Il documentario non ricorda, ma noi lo sappiamo oggi con precisione, che le deforestazioni portano a migrazioni animali che sono anche all’origine delle pandemie virali, come quella che ha segnato l’umanità nel 2020, a prescindere dalla loro implementazione dovuta allo sviluppo delle tecniche relative alla guerra batteriologica.
L’ecologia deve tornare sociale e popolare

Il film denuncia con precisione disarmante come il capitalismo occidentale, il peggiore e più distruttivo per le sorti del pianeta, abbia colonizzato i movimenti ambientalisti, svuotandone il senso e il significato e offrendo micro-tappe estemporanee e non sempre realmente concrete, come la lotta al carbone.
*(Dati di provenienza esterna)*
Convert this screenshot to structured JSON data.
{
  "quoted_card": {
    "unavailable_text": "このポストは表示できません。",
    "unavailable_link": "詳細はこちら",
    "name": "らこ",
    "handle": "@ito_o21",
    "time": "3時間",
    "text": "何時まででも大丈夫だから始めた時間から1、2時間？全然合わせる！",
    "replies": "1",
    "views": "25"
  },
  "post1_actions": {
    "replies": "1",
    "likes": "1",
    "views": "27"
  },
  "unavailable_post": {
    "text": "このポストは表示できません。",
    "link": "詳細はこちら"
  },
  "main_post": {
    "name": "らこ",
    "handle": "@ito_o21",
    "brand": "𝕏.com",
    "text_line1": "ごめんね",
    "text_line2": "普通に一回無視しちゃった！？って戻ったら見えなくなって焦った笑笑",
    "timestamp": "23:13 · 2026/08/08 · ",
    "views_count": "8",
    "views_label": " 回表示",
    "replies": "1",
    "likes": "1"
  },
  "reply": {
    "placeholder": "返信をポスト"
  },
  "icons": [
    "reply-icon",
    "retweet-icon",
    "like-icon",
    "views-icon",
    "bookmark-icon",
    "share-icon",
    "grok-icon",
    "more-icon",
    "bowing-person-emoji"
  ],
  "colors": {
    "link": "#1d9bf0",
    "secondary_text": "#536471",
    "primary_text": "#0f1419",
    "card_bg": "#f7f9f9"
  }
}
Il documentario tuttavia non è composto solo di denunce o di auspicate buone intenzioni, invita, con radicalità, a partire da un ritorno al controllo da parte dei cittadini dei movimenti ecologisti, oggi occupati dai miliardari, con la consapevolezza che la limitatezza della terra non permette una crescita infinita dei consumi. Tutto giusto e tutto condivisibile, tuttavia vale la pena compiere un passo più in là, che ovviamente un film statunitense non può compiere, ovvero constatare che senza ombra di dubbio il problema principale, sociale ed ecologico, del pianeta, si chiama capitalismo.